Organize the Face Earlier
Your first priority is to feel the clubface becoming more square earlier in the downswing. For many players, that means the face should look less “held open” by the time the shaft is parallel to the ground on the way down.
If the face is already closer to square earlier, you do not need a violent hand roll near impact to save the shot.
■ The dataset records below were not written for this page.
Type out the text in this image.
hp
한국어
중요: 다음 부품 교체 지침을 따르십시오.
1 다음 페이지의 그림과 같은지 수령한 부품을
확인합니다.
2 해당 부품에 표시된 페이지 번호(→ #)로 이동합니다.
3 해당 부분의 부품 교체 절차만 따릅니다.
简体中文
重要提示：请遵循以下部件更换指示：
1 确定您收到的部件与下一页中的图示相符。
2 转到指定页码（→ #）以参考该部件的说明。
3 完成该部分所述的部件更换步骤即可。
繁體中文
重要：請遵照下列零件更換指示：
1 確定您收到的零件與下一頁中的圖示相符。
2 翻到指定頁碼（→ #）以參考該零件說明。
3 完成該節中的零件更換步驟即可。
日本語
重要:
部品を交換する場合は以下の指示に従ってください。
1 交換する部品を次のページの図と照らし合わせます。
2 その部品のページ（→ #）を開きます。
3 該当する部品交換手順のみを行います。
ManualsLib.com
Blend Your Driver and Iron Patterns More Carefully
Some golfers have an iron swing that naturally suits a slightly earlier face closure, then switch into a different release pattern with the driver. If that sounds like you, work on making your driver delivery feel more like an extension of your stock swing rather than a completely separate motion.
That does not mean you should hit driver exactly like an iron. It means you should be careful not to create a driver swing that leaves the face hanging open too long.
Pay Attention to Tempo
If you tend to lash at the driver, try rehearsing swings with a little more rhythm. Often the clubface will organize better when the motion is not so rushed. Again, this is not about losing speed. It is about sequencing the motion so the face is not trailing behind your pivot.
Use Video to Track Face Position, Not Just Ball Flight
Ball flight alone can be misleading because good timing can temporarily hide a flawed pattern. Video lets you see whether the face is improving earlier in the downswing, which is the real objective.
As you practice, monitor these checkpoints:
- Is the face less open at shaft parallel in the downswing?
- Is it pointing closer to the ball or target line approaching impact?
- Do you feel less need to “flip” or roll the club to square it?
Focus on Predictability, Not Perfection
The biggest issue with this pattern is not that every shot is bad. It is that the face relies on precise timing, which makes the misses larger and less predictable. Your goal is to reduce that variability.
If you can get the face more stable earlier in the downswing, the driver starts behaving more like a club you can trust rather than one you have to rescue. That is the real lesson here. Tiger’s pattern is a reminder that even great ball strikers can fight the driver when the clubface stays open too late. And if that pattern is in your swing, the driver will usually be the first club to expose it.